Employee attendance can complicate costs for an education institution if times and appropriate pay benefits are miscalculated. Since education payroll fraud may occur more often than reported, institutions may not have enough safeguards in place to prevent it.

  • The alternative: RPA-linked biometrics time clocks can limit fraud via facial and fingerprint recognition, resulting in more accurate time data. An RPA bot can then leverage time data to apply any overtime pay — without concern of errors.

RPA meets BPM: What this means for educators and administration

While RPA adopts and links tasks for less manual labor, business process management (BPM) keeps workflows transparent and centralized to avoid becoming unruly.

BPM software platforms like ProcessMaker can integrate with RPA to help educational institution workflows by:

  1. Planning,
  2. Mapping,
  3. Evaluating,
  4. Implementing, and
  5. Iterating processes.

By connecting systems with application programming interfaces (APIs), ProcessMaker is equipped with the universal key to major RPA leaders like Automation Anywhere. Rather than leave teams with tons of isolated automations to upkeep, ProcessMaker is a flexible workflow hub that simplifies how tasks are programmed and maintained.

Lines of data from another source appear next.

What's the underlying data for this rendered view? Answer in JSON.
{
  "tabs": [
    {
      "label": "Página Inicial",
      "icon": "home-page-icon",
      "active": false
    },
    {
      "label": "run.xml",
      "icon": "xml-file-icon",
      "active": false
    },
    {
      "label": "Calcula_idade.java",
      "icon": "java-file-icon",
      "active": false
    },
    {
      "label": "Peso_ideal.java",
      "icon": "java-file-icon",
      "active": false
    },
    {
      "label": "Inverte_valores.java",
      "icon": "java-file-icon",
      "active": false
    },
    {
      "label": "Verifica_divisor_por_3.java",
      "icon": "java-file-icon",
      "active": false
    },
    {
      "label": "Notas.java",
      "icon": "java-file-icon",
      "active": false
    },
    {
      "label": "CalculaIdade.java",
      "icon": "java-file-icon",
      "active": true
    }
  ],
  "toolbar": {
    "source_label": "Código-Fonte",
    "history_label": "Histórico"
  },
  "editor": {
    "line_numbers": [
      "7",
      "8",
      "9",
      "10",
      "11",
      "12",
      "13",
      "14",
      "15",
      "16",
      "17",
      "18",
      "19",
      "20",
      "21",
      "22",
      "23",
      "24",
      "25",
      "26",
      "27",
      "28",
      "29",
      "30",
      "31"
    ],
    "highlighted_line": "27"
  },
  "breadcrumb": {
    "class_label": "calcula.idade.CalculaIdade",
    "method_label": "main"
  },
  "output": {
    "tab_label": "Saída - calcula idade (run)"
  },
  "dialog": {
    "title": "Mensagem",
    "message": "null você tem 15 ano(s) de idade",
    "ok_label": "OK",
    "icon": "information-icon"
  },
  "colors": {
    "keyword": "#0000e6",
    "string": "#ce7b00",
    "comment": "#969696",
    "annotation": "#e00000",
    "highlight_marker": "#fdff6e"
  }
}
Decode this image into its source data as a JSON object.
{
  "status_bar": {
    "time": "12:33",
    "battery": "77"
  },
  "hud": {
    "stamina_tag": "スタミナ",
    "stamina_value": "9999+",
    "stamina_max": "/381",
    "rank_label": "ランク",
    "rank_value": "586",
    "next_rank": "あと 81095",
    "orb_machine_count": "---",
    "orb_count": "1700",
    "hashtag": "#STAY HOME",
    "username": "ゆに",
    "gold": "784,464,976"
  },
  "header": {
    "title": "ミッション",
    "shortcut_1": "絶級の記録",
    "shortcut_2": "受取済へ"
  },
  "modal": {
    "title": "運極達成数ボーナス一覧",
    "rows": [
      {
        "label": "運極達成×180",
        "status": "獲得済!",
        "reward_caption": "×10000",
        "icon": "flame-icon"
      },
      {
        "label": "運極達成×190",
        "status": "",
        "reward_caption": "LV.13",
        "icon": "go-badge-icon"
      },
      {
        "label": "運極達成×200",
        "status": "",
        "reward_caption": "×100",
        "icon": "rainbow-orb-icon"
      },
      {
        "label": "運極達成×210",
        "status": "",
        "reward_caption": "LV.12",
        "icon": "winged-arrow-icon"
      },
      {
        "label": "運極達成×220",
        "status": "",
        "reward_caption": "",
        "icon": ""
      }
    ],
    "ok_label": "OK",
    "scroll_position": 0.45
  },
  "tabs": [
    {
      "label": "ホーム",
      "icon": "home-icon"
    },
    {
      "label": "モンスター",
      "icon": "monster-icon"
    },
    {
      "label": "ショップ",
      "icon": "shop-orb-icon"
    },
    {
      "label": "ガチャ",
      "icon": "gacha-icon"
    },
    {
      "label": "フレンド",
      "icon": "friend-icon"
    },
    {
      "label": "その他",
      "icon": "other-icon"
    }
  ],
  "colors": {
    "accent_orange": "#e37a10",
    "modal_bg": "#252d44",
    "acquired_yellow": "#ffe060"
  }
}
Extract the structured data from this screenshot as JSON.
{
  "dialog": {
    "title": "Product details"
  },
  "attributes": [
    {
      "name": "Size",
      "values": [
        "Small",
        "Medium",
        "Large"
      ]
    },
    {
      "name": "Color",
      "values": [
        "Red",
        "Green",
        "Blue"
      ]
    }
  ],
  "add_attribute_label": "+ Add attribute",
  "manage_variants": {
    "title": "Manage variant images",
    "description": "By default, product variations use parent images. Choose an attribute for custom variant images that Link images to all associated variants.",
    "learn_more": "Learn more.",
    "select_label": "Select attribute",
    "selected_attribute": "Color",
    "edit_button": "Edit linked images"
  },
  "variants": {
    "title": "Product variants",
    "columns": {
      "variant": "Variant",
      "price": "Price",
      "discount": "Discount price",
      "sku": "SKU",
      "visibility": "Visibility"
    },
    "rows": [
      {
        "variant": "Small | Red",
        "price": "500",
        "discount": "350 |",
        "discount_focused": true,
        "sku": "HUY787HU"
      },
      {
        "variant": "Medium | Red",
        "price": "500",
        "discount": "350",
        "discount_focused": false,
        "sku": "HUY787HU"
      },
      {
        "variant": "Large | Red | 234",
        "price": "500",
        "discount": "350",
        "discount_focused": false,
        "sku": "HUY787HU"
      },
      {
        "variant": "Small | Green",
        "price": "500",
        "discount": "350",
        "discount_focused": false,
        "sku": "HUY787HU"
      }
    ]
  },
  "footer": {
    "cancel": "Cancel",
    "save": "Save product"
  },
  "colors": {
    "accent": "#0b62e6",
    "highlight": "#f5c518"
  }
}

More importantly, BPM software allows for changes and new automation initiatives to be completed in-house — even by your non-technical staff.

For instance, Tulsa Community College struggled to manually manage paper-based approvals before ProcessMaker. They knew that shuttling paper between campuses, buildings, and offices was a clear bottleneck. ProcessMaker helped them switch to and manage approvals with digital forms while utilizing the advantages of RPA.

Ultimately, ProcessMaker BPM software works as a flexible drag-and-drop workflow solution that unlocks a more efficient education journey — for students, staff, and faculty alike.